3. Use ED services codes correctly.
How do you code if the cardiologist meets the patient directly in the ED? If the patient never sees the ED physician, then your cardiologist would be, for Medicare purposes, acting as the ED physician. In that case, you would report 99281 to 99285 (emergency department services), because the ED physician did not take part in the patients treatment.

If you do use ED codes, make sure you arent billing at too low of a level. For example, in a regular office setting, a level 5 service requires a comprehensive history.

But a patients condition and/or mental status in the ED may be too urgent for the cardiologist to perform such a comprehensive history or exam. In these instances, you can still code a 99285 if you document these constraints.

Note: Remember, in the ED code category, there is no distinction made between a new or established patient.

4. Code correctly if you see patients in a freestanding facility.
The same rules regarding levels for ED codes dont apply if you see patients in a freestanding ambulatory care or urgent care center. In fact, you cant use the ED codes at all because these facilities dont meet the definition of an emergency department, An organized hospital-based facility for the provision of unscheduled episodic services to patients who present for immediate medical attention. The facility must be available 24 hours a day. Depending on the level of service rendered, use office or other outpatient service codes (99201-99215).

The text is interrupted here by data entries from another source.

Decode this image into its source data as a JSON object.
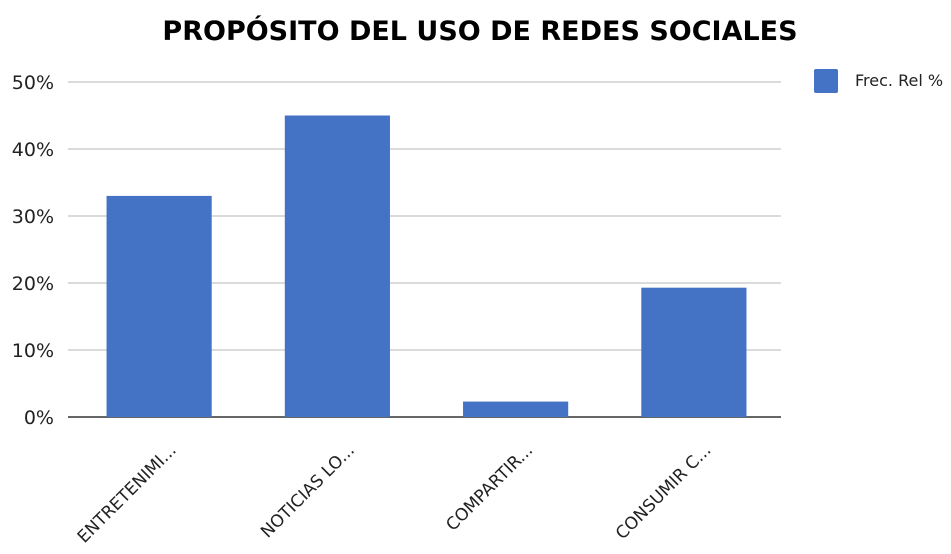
{
  "chart_data": {
    "type": "bar",
    "title": "PROPÓSITO DEL USO DE REDES SOCIALES",
    "xlabel": "",
    "ylabel": "",
    "categories": [
      "ENTRETENIMI...",
      "NOTICIAS LO...",
      "COMPARTIR...",
      "CONSUMIR C..."
    ],
    "series": [
      {
        "name": "Frec. Rel %",
        "values": [
          33,
          45,
          2.3,
          19.3
        ],
        "color": "#4472c4"
      }
    ],
    "ylim": [
      0,
      50
    ],
    "yticks": [
      0,
      10,
      20,
      30,
      40,
      50
    ],
    "ytick_labels": [
      "0%",
      "10%",
      "20%",
      "30%",
      "40%",
      "50%"
    ],
    "grid": true,
    "legend_position": "top-right"
  }
}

5. Know when to report critical care codes.
Suppose the cardiologist instructed the patient, who was complaining of chest pains, to meet him or her at the ED. Before the cardiologist can do a traditional history and exam, the patient develops a myocardial infarction (MI) and goes into cardiac arrest. If the cardiologist provided the critical care, then he or she gets to bill for it, using the critical care codes (99291 -99292).

One common question relating to the above scenario of cardiac arrest is: Can the cardiologist bill for 92960 (cardioversion, elective, electrical, conversion of arrhythmia, external, in addition to critical care)?

The answer is maybe. Some carriers consider defibrillation procedures an integral part of the critical care service and thus would not pay for them separately. So check with your local carrier.

However, you can code for both critical care services and 92950 (cardiopulmonary resuscitation) -- but only if the cardiologist is serving as the patients primary physician in the emergency department.

Likewise, in some instances, you might also be able to code for 92977 (thrombolysis, coronary; by intravenous infusion). However, some carriers may reimburse the hospital for this procedure, and not the cardiologist. The rationale is that the nurse monitors the infusion, rather than the physician.

Tip: In the majority of the cases, as soon as the cardiologist shows up and the ED physician signs off on the patient, care is transferred to the specialist. So the cardiologist should not code the service as a consult, but either as a hospital admission or an outpatient visit. If you use the latter, be sure to indicate the site of service as the emergency department.